The investment – through the modern Industrial Strategy – will help ensure the UK is able to supply products both in the UK and abroad, to help cut carbon emissions from a range of industries including transport, energy, agriculture and construction.
Development of these new technologies – known as Power Electronics, Electric Machines and Drives (PEMD) – will be led by industry and academia and supported by over 130 organisations, collectively offering global reserves of as much as £600 billion.
This collaboration will mean investment through four key strands to provide opportunities for industries in the UK to move away from fossil fuels, and new electric products. These four strands are:
- Fast Start Fill the Gaps/Proof of Concept Programmes – a project that aims to fill identified gaps in the supply chain for PEMD;
- Industrialisation Centres – aiming for the UK to develop the next generation of PEMD products such as electric vehicles and hybrid aircraft, as well as providing a focal point for the business community;
- High efficiency, high volume supply chains – investing in the UK’s capability to develop the necessary machining tools for new manufacturing techniques; and
- Low volume, high value supply chains – aiming to help just-in-time manufacturers to sustain long-term growth
Business Secretary Greg Clark said:
“Companies like Jaguar and Lotus are choosing the UK to develop their new electric vehicles, while Easy Jet and Rolls Royce have chosen the UK to develop their hybrid planes – all recognising and investing in the expertise and talents of the UK.
“Building on our Faraday Battery Challenge and Battery Industrialisation Centre this co-investment from Government and industry is a key part of our modern Industrial Strategy, building on our strengths and helping to create the next generation of net zero technologies that will transform entire industries.
“The UK leads the world on combatting climate change and is the first major economy to legislate for net zero.”
This investment is part of the Industrial Strategy Future of Mobility Grand Challenge, transforming the way people work and travel.
Key targets include:
- Eliminating diesel rolling stock from UK railways by 2040;
- Accelerating the delivery of electric and hybrid aircraft by 2040; and
- The delivery of zero carbon road transport by 2040
The challenge will deliver technologies that will enable the UK’s road, rail, maritime and aviation networks to dramatically reduce emissions.
The programme also supports clean growth by driving down costs and delivering a volume supply chain necessary to deliver low-carbon technologies – building partnerships between industries of all sizes.
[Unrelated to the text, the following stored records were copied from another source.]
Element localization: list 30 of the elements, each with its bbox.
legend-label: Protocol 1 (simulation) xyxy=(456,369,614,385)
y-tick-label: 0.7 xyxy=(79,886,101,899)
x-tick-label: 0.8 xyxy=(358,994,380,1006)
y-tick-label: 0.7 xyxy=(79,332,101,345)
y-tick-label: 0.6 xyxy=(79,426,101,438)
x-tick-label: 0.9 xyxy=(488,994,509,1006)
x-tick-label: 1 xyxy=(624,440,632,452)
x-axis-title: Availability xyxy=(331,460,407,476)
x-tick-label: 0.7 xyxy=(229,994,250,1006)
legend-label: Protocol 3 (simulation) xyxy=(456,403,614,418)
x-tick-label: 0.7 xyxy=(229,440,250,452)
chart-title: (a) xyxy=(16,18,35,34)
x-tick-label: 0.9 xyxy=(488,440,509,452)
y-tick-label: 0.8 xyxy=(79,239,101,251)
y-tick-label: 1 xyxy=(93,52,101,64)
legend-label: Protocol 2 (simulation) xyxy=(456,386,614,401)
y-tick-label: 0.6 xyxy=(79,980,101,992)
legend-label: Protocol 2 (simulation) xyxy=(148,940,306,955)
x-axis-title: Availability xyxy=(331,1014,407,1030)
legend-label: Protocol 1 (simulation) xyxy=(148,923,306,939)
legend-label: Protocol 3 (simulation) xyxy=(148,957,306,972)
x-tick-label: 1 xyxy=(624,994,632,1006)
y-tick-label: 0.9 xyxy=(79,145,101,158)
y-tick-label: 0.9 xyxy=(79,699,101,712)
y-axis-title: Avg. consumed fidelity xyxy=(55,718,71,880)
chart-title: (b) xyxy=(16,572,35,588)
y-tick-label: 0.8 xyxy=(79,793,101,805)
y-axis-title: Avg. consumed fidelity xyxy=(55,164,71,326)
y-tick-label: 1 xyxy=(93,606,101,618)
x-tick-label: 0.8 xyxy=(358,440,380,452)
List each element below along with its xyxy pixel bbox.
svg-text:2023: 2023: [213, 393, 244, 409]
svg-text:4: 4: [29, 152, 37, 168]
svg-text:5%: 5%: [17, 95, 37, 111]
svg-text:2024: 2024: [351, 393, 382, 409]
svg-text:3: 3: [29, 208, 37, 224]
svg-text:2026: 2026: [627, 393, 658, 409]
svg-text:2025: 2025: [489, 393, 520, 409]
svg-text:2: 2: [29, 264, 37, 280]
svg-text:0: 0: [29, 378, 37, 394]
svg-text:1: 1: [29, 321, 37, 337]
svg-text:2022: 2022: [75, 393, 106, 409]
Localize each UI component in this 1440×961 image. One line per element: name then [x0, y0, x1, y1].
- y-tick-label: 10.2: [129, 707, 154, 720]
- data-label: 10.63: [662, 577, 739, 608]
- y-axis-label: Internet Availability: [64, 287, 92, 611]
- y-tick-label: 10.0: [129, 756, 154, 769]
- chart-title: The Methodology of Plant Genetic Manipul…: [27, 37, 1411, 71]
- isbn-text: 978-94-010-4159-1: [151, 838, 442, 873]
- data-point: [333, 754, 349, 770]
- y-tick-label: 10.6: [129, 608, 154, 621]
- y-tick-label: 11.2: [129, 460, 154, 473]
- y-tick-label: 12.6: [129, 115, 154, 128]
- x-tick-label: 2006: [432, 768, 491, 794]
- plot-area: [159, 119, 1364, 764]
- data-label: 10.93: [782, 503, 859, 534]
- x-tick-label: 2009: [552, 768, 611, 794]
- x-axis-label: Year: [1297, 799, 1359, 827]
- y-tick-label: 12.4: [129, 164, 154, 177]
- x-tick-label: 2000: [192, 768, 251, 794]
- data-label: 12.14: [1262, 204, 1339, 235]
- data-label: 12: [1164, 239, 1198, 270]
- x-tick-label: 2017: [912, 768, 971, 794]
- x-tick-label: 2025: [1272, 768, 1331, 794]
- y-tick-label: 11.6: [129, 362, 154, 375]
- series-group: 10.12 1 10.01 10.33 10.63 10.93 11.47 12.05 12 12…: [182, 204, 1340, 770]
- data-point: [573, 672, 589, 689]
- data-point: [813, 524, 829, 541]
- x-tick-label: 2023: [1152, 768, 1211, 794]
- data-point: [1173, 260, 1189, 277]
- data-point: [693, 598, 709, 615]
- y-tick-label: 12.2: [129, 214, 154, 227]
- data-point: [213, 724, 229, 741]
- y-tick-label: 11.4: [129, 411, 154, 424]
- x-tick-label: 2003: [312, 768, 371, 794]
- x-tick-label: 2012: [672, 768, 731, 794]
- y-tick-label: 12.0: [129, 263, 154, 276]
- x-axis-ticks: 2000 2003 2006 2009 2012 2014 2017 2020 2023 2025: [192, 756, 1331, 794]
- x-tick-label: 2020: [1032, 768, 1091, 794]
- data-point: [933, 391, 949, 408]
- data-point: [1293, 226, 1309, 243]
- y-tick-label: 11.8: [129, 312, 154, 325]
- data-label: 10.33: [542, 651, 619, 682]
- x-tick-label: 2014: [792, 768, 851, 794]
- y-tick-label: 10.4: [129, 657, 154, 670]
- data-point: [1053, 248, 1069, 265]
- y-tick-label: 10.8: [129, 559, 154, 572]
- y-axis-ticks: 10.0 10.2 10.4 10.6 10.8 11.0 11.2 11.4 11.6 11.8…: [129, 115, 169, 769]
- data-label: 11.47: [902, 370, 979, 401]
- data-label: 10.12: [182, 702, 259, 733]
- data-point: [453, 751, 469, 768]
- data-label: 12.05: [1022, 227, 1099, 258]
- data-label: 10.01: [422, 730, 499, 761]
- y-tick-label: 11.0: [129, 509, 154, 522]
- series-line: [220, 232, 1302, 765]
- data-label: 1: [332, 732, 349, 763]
UK Research and Innovation Chief Executive, Professor Sir Mark Walport said:
“Driving the Electric Revolution will strengthen the UK’s capability to deliver next generation electric vehicles, hybrid aircraft and smart grids. It will ensure these industries, both large and small, are rooted here in the UK attracting inward investment into our manufacturing base.”
Dr Will Drury, Head of Electronics & Electric Machines Products, Ricardo Automotive & Industrial:
“Underpinning the drive to reduce our carbon footprint and decrease global reliance on fossil fuels is electrification. This is occurring across every sector of society from energy generation for our homes to how we move about. Driving Electric Revolution challenge will underpin the growth of the UK supply chain critical to enlarge GDP and jobs in Power Electronics, Machines and Drives; an area in which the UK already has global recognition.”